I now understand that the child was a work of art, and that my approach to the child was fundamentally flawed. At the time I conceived of it as a sort of tomato, something soft and fleshy and sliceable. Now, however, I realize that it was as a classical statue, whose limbs should be accidentally broken, whose facial features should erode over time. I humbly concede my error.


I am not saddened or disturbed by the event, but it would be accurate to state that I have detected a certain poignancy in the situation.


I beheld the child at first with understandable detachment. While possessing certain human characteristics, the child was nevertheless a mere mockery of humanity, an obvious toy. What stories I'd been told!--that these frail, detailless models eventually metamorphose into full-fledged humanity; that they are blank slates to be scribed with experience; that I was once an automaton of this sort. Ludicrous! I certainly had no recollection of existing in this state, of possessing any less rationality or intelligence than I do now.

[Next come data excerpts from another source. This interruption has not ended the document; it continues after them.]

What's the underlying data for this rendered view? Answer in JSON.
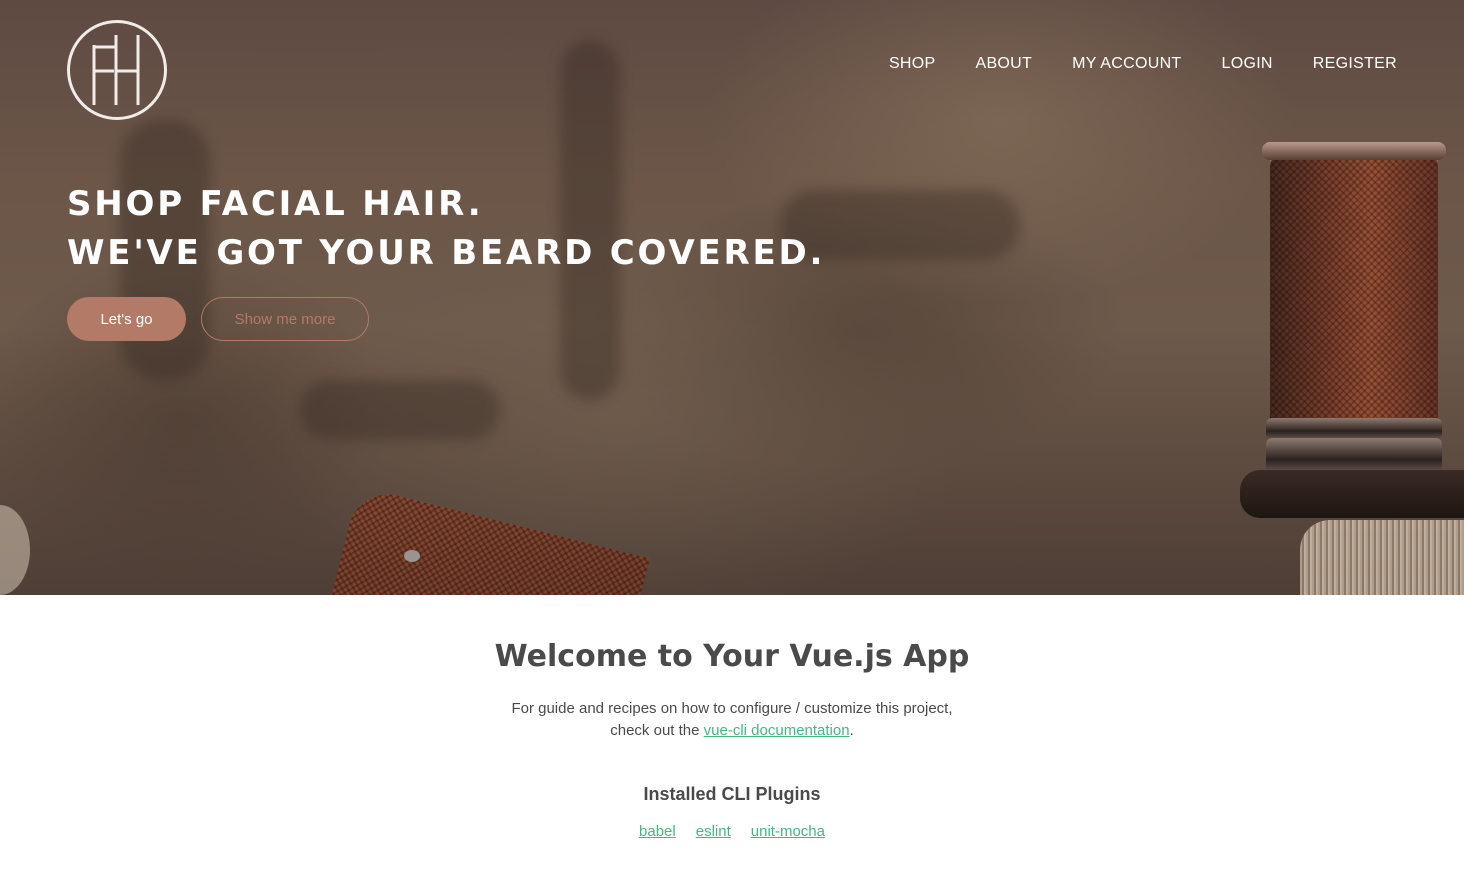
{
  "brand": {
    "logo_text": "FH"
  },
  "nav": {
    "items": [
      {
        "label": "SHOP"
      },
      {
        "label": "ABOUT"
      },
      {
        "label": "MY ACCOUNT"
      },
      {
        "label": "LOGIN"
      },
      {
        "label": "REGISTER"
      }
    ]
  },
  "hero": {
    "headline_line1": "SHOP FACIAL HAIR.",
    "headline_line2": "WE'VE GOT YOUR BEARD COVERED.",
    "primary_button": "Let's go",
    "secondary_button": "Show me more",
    "accent_color": "#b47a68"
  },
  "content": {
    "title": "Welcome to Your Vue.js App",
    "guide_text_1": "For guide and recipes on how to configure / customize this project,",
    "guide_text_2": "check out the",
    "guide_link": "vue-cli documentation",
    "guide_text_end": ".",
    "plugins_heading": "Installed CLI Plugins",
    "plugins": [
      {
        "label": "babel"
      },
      {
        "label": "eslint"
      },
      {
        "label": "unit-mocha"
      }
    ],
    "link_color": "#42b983"
  }
}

At first I found the theory amusing; but like an old joke too often retold, the child's mere presence began to grate on me. I began to view it as a disgusting parody of my existence as a human being. Still, I treated the child no worse than I had...


Other children? Absolutely not. Under no circumstances did I allow the child to mingle with other children. My reasons, however, stemmed not from some ridiculous puritanism, but from simple pragmatics: I cannot tell children apart. They all look alike to me. If I had allowed the child to mix with a group of other children, I would have been unable to recognize it again.


At the beginning? No, I never harbored destructive fantasies about the child, not for any significant length of time, until much later. I simply didn't think about the child that often. After all, the child kept mostly to itself, asking occasionally for bread or water. By and large I provided what it requested.